1/4 cup plus 3 tablespoons unsalted butter, divided
1/4 cup vegetable oil
1/2 cup plus 2 tablespoons granulated sugar, divided
1/3 cup light brown sugar
2 large eggs
2 teaspoons cinnamon, divided
1 teaspoon ground ginger, divided
1/2 teaspoon ground allspice, divided
1/2 teaspoon ground cardamom, divided
3/4 teaspoon kosher salt
1 1/2 teaspoon baking powder
1/4 teaspoon baking soda
2 cups all-purpose flour
2/3 cup whole wheat flour
1 cup whole milk
- Preheat oven to 425°F. Grease mini muffin tins with non stick spray and set aside.
- In the bowl of an electric mixer, cream together 1/4 cup butter, oil, 1/2 cup granulated sugar, and light brown sugar with the paddle attachment until fluffy. Add eggs, one at a time, beating until combined.
- In a medium sized bowl, whisk together 1 teaspoon cinnamon, 1/2 teaspoon ginger, 1/4 teaspoon allspice, 1/4 teaspoon cardamom, baking powder, baking soda, all-purpose flour, and whole wheat flour.

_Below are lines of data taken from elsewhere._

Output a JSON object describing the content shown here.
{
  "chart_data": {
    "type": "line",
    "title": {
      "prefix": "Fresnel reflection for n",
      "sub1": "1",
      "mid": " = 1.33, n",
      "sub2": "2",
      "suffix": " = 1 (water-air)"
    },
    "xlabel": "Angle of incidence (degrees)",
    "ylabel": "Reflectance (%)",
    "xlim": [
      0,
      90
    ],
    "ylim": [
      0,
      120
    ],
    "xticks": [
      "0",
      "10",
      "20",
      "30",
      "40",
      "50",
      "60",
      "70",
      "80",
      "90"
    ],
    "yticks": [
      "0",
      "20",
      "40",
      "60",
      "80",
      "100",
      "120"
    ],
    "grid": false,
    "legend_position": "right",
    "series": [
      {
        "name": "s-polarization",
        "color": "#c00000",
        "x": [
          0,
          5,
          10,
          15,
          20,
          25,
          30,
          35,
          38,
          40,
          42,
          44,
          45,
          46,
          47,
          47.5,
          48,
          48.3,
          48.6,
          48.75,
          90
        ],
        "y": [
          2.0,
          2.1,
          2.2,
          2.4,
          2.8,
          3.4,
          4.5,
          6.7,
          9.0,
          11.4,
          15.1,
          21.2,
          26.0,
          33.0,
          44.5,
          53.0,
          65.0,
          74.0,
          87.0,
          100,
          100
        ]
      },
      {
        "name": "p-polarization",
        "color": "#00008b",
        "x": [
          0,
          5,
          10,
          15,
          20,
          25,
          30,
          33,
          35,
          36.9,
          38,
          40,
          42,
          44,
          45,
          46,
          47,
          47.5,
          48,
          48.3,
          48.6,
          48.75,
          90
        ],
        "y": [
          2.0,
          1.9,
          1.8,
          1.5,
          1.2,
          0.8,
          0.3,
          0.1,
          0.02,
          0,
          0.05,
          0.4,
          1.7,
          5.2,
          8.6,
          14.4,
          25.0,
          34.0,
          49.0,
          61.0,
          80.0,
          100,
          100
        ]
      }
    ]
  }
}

With the mixer on low, slowly add the milk and dry ingredients to the butter mixture, alternating between milk and dry ingredients. Be sure to start and end with milk. Beat until just combined.
- Scoop batter into prepared muffin tins and bake for 10-11 minutes or until toothpick inserted into the muffins comes out clean. Allow muffins to cool before removing from tins.
- While the muffins cool, melt 3 tablespoons of butter. In a small, shallow dish, mix 2 tablespoons of granulated sugar with 1 teaspoon ground cinnamon, 1/2 teaspoon ground ginger, 1/4 teaspoon ground allspice, and 1/4 teaspoon ground cardamom.
- Dip the tops of the cooled muffins in the melted butter and then into the sugar and spice mixture. Allow topping to set for a few minutes before serving.